The verses in question are Hebrews 3:11, 4:3, and 4:7, the latter two being a recapitulation of the former. The usual English translation is “I swore in my wrath, They shall never enter my rest.” The NET, NIV, NASB, NKJV, ESV, and KJV all agree in translating 3:11 this way. But the Greek for both verses says “ei eiseleusontai eis ten katapausin mou” — “If they shall enter into my rest” — and the old KJV parts company with the modern translations and translates 4:3 literally, with “if they shall enter…”
The NET, despite going lemmingly along with the others’ interpretation, has a helpful note:
Grk “if they shall enter my rest,” a Hebrew idiom expressing an oath that something will certainly not happen”
This confirms my suspicions. The utterance is not a complete sentence. It is an elliptical version of such Hebrew oaths as Solomon’s in 1 Kings 2:23, “May God deal with me, be it ever so severely, if Adonijah does not pay with his life for this request!” — which would be abbreviated to “If Adonijah does not pay with his life!”

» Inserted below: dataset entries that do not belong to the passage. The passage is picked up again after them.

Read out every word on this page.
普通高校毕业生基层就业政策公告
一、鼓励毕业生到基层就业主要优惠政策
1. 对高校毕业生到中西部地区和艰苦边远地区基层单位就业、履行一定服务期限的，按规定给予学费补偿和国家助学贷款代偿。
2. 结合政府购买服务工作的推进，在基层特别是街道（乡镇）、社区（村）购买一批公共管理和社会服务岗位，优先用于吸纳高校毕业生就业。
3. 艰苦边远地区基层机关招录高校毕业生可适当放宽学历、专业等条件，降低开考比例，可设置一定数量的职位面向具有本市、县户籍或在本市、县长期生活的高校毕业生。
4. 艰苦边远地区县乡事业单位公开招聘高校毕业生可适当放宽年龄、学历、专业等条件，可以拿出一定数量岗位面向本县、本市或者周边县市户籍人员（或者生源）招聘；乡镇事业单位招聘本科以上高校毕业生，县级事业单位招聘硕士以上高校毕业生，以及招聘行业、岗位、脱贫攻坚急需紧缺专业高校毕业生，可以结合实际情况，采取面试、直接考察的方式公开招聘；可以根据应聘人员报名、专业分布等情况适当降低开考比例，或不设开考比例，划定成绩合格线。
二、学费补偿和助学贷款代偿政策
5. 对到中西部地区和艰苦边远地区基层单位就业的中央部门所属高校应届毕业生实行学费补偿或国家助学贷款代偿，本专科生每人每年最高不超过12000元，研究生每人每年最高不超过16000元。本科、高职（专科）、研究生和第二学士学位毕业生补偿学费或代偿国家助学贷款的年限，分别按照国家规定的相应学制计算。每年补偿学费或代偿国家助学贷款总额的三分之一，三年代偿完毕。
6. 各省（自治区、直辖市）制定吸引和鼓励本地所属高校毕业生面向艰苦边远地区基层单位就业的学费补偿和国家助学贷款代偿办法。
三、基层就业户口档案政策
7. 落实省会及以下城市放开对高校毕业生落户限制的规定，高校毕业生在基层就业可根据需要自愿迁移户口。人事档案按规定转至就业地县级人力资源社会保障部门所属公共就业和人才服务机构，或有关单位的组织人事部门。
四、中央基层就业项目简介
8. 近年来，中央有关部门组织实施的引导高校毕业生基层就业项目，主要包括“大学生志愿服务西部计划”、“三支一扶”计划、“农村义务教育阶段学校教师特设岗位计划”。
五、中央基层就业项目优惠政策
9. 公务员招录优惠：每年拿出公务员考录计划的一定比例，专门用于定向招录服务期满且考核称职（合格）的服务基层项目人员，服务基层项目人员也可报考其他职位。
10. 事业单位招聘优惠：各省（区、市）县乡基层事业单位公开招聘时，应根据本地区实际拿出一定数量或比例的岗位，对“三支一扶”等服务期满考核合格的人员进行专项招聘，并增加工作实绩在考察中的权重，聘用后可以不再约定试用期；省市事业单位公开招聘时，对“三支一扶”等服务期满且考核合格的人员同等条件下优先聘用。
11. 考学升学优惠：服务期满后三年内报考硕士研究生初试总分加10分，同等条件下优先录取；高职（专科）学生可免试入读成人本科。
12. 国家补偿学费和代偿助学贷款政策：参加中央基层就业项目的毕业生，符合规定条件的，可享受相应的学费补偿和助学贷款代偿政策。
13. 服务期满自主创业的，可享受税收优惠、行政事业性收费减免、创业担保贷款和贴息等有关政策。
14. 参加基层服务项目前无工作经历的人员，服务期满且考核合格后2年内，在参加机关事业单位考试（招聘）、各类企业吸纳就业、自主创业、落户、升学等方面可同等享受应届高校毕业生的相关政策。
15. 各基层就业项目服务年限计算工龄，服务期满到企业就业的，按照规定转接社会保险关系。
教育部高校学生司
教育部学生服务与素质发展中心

Thus, the text does not say “they shall never.” There is, in fact, no negative at all. And it is because of this that the author of Hebrews is then able to reason as he does in 4:6-7:
“If they shall enter my rest” — since it remains that some enter into it, and those who had the gospel preached to them earlier did not enter in because of disobedience, again he defines a certain day, ‘Today’…
In other words, the author of Hebrews takes a passage that was using a Jewish idiom for an oath, and turns it into …a wish, perhaps? At any rate, “If they shall enter” remained to be fulfilled, since the wilderness generation did not enter. So God extends the deadline and the author of Hebrews exhorts Jewish believers to persevere and not apostatize as the wilderness generation did. The argument makes sense, though what Hebrews does with ei eiseleusontai, the Jewish oath form, must be considered another instance of NT exegesis that modern pastors cannot get away with imitating.
Note well: you cannot get the argument from the usual English Bibles. Try to follow the logic from 4:5-6 in the ESV, for instance:
“They shall not enter my rest.” Since therefore it remains for some to enter it…
What sort of reasoning is that? Why the “therefore”? Try it with some other English examples: “They shall not eat pork.” Therefore it remains that someone shall? How so? But when we understand the Hebraic idiom, the logic makes sense.